Senin, 22 Desember 2014

PONDOK




Sebuah pesantren pada dasarnya adalah sebuah asrama pendidikan Islam tradisional dimana siswanya tinggal bersama dan belajar dibawah bimbingan seorang (atau lebih) guru yang lebih dikenal dengan sebutan kyai. Asrama untuk para santri berada dalam lingkungan komplek pesantren dimana kyai bertempat tinggal yang juga menyediakan sebuah masjid untuk beribadah, ruangan untuk belajar dan kegiatan-kegiatan keagamaan yang lain. Komplek pesantren ini biasanya dikelilingi oleh tembok untuk menjaga keluar dan masuknya para santri dan tamu-tamu (orang tua santri, keluarga yang lain, dan tamu-tamu masyarakat luas) dengan peraturan yang berlaku.

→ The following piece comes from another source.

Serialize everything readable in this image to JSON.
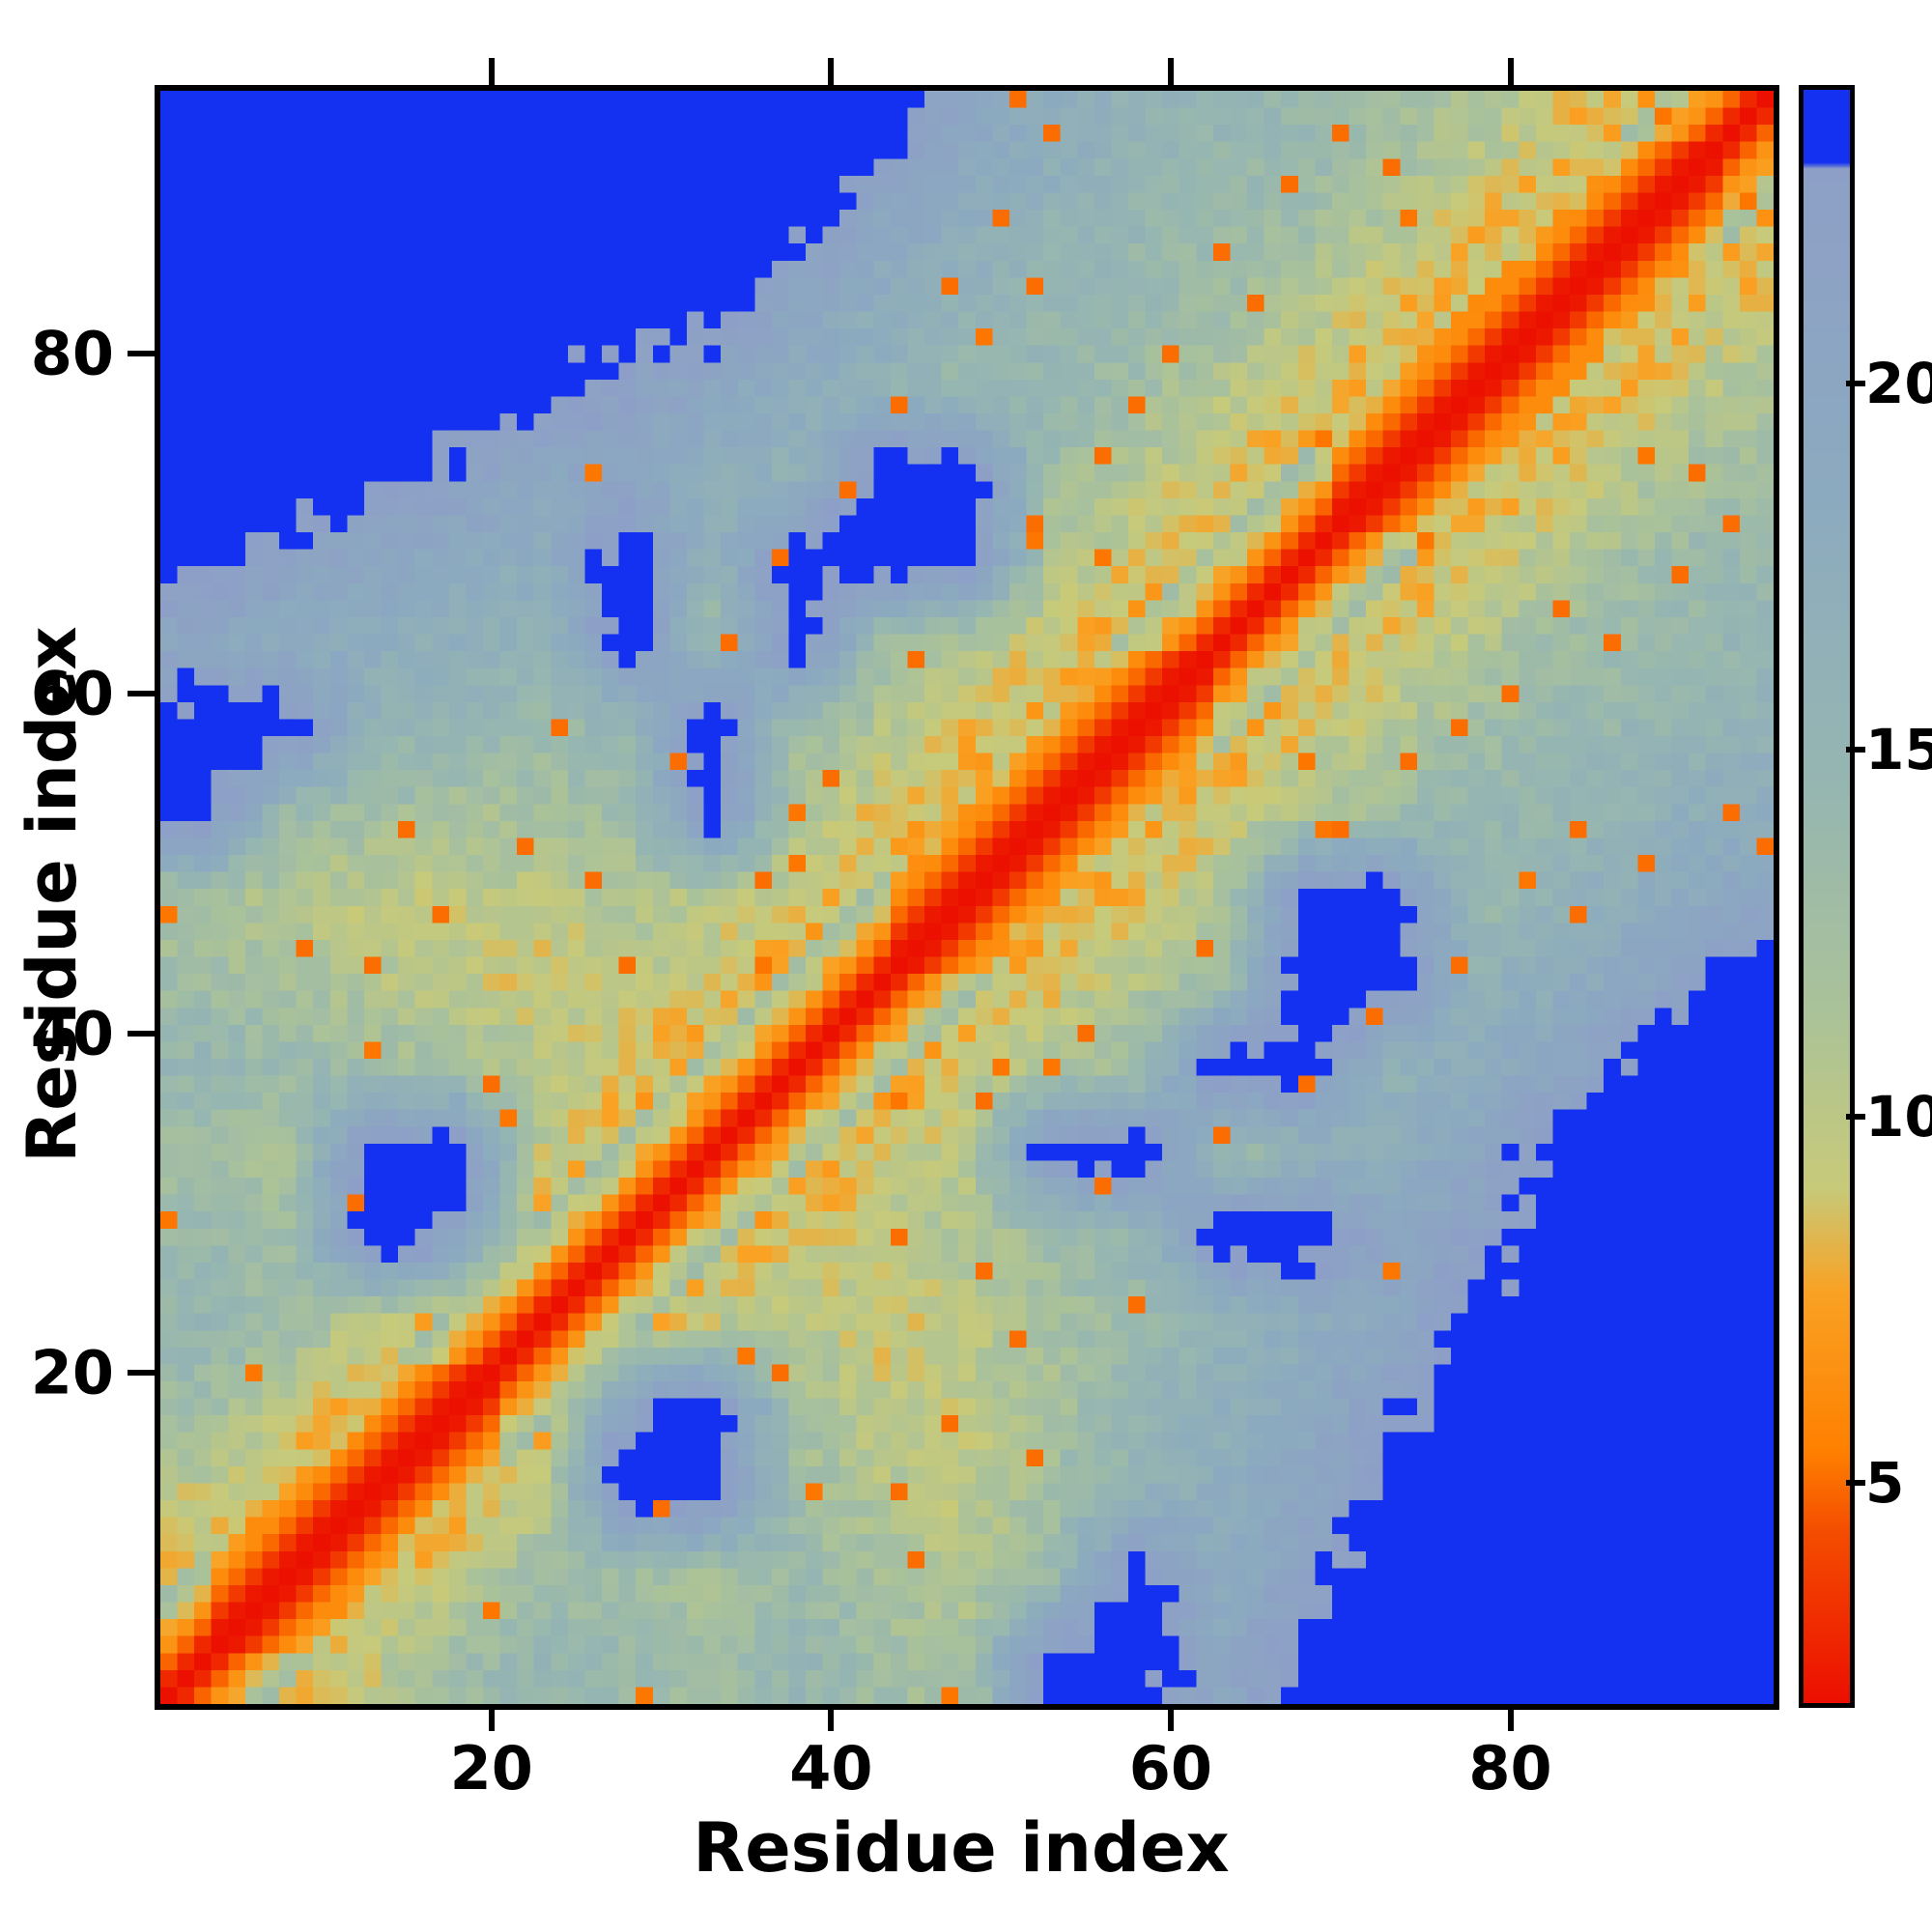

Pesantren pada zaman dahulu milik kyai, tetapi sekarang kebanyakan pesantren tidak semata-mata di anggap milik kyai saja, melainkan milik masyarakat. Hal ini di sebabkan para kyai sekarang memperoleh sumber-sumber keuangan untuk membiayai dan pengembangan pesantren dari masyarakat. Banyak pula kelompok pesantren yang kini sudah berstatus wakaf, baik yang diberikan oleh kyai yang terdahulu, maupun yang berasal dari orang-orang kaya. Walaupun demikian, para kyai masih tetap memiliki kekuasaan mutlak atas pengurusan komplek pesantren. Para penyumbang sendiri beranggapan bahwa para kyai berhak memperoleh dana dari masyarakat; dan dana itu dianggap sebagai milik Tuhan, dan para kyai diakui sebagai institusi ataupun pribadi yang dengan nama Tuhan mengurus dana-dana masyarakat tersebut. Dalam praktek memang jarang sekali diperlukan campur tangan masyarakat tersebut.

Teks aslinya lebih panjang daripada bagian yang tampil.